Ende Januar gehen Sie wieder einmal wandern. Dieses Mal auf den Kanaren. Sie sind aber auch schon von Basel nach Jerusalem oder nach St. Petersburg gewandert. Auf dem Sunwalk liefen Sie gegen Atomkraft und für erneuerbare Energie drei Monate durch die Schweiz und durchquerten auch schon die USA zu Fuss. Was treibt Sie dabei an ­ – und wie finanzieren Sie diese Wanderungen? 

Das Wandern ist für mich ein Gebet mit Leib und Seele. Es ist die reichste, beglückendste und energiewirksamste Art des Reisens. Distanzmässig bin ich nun einmal um die Erde gewandert.
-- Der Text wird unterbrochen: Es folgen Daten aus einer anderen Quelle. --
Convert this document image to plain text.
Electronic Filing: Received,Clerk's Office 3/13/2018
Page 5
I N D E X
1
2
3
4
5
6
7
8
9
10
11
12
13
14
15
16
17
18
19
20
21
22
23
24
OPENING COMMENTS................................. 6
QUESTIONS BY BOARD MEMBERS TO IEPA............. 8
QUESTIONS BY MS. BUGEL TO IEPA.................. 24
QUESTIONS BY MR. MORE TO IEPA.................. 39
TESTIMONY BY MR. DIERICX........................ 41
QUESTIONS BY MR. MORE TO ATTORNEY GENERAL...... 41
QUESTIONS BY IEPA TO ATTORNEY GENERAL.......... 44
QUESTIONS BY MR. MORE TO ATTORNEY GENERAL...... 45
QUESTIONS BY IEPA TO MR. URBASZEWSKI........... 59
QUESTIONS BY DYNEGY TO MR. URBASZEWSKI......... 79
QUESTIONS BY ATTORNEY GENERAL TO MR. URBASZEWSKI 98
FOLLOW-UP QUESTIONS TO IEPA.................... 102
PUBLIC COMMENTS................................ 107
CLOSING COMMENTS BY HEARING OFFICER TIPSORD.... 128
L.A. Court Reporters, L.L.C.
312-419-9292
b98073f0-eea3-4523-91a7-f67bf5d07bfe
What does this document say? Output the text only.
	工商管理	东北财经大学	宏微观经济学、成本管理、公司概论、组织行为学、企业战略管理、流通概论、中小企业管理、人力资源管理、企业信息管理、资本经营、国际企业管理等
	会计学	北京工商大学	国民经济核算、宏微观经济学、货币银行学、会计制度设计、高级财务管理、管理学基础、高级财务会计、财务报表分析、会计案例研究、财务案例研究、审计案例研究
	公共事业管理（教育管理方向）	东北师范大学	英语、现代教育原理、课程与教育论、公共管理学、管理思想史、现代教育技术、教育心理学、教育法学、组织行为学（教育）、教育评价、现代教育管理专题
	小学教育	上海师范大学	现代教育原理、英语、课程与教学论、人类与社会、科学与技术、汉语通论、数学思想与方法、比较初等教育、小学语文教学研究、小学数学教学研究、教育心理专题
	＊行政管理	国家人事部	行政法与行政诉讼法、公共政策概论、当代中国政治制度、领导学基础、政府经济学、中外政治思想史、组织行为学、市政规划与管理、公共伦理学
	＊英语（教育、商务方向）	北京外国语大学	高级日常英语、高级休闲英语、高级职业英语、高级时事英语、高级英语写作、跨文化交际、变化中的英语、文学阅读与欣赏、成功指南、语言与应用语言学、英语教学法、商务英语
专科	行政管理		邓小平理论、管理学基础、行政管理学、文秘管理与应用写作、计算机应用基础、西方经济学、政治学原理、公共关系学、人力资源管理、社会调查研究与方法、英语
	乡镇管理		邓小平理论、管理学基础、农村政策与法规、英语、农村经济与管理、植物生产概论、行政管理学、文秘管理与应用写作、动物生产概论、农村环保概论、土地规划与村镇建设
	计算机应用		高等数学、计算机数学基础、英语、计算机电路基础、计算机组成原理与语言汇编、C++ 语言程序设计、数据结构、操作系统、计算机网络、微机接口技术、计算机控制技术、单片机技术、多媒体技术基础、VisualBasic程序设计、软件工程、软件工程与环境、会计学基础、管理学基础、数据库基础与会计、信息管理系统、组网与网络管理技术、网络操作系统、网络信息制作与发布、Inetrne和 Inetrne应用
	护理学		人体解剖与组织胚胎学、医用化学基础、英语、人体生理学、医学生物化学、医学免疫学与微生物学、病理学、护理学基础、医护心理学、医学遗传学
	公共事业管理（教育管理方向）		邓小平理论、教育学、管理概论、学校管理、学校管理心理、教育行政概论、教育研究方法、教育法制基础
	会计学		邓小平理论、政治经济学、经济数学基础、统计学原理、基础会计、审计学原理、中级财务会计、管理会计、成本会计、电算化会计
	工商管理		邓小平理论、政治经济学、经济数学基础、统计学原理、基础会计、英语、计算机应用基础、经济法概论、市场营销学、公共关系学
Wie viele Begegnungen mit hilfreichen, grosszügigen Menschen! Wie viele erfreuliche Überraschungen! Wie wunderbar, auf dieser grossen Erdkugel zu wandern. Und gleichzeitig kann ich damit bewusst machen: Das Wandern ist das einfachste und wirksamste Heilmittel für Körper und Seele; ganz im Sinne von: «Was mir gut tut, tut auch dem Planeten gut.» Meine Reisen finanziere ich selbst. Bei einigen Wanderungen wurden die MBT-Sandalen gesponsert.

In der Transsibirischen Eisenbahn, zw. Moskau und Peking – hier traf Martin Vosseler einen französischen Gitarristen und hatte neben seiner Geige eine Gitarre für einen chinesischen Freund dabei. Er lehrte ihn einige Musikstücke, die zum Kern seines Strassenmusikrepertoires wurden. Aufgenommen Jan. 2015. Bild zVg

Dieses Jahr werden Sie Ihren 70. Geburtstag feiern können. Ist da etwas Spezielles geplant?

Ja, ein Dankesfest in Basel. 

Auf Nachfrage von barfi.ch nach Bildern haben Sie unter anderem diese Fotografie geschickt. Deshalb sei die abschliessende Frage erlaubt: Was würden Sie tun, wenn Sie Kaiser von China wären?   

Kaiser von China, eine der Cabaret-Figuren von Martin Vosseler, aufgenommen im Juni 2017 anlässlich des 60. Geb. einer Freundin. Bild zVg

Ich würde einige Leute wie den jetzigen Papst, Gro Harlem  Brundtland, Jimmy Carter, Robert Redford, Micheline Calmy-Rey und noch einige andere weitblickende Personen in meinen Palast zu einer Klausurtagung einladen. Wir würden in entspannter Atmosphäre zusammen besprechen, wie wir weltweit eine planetare Ethik fördern könnten, dank der alle dringenden Herausforderungen der Menschheit gelöst werden.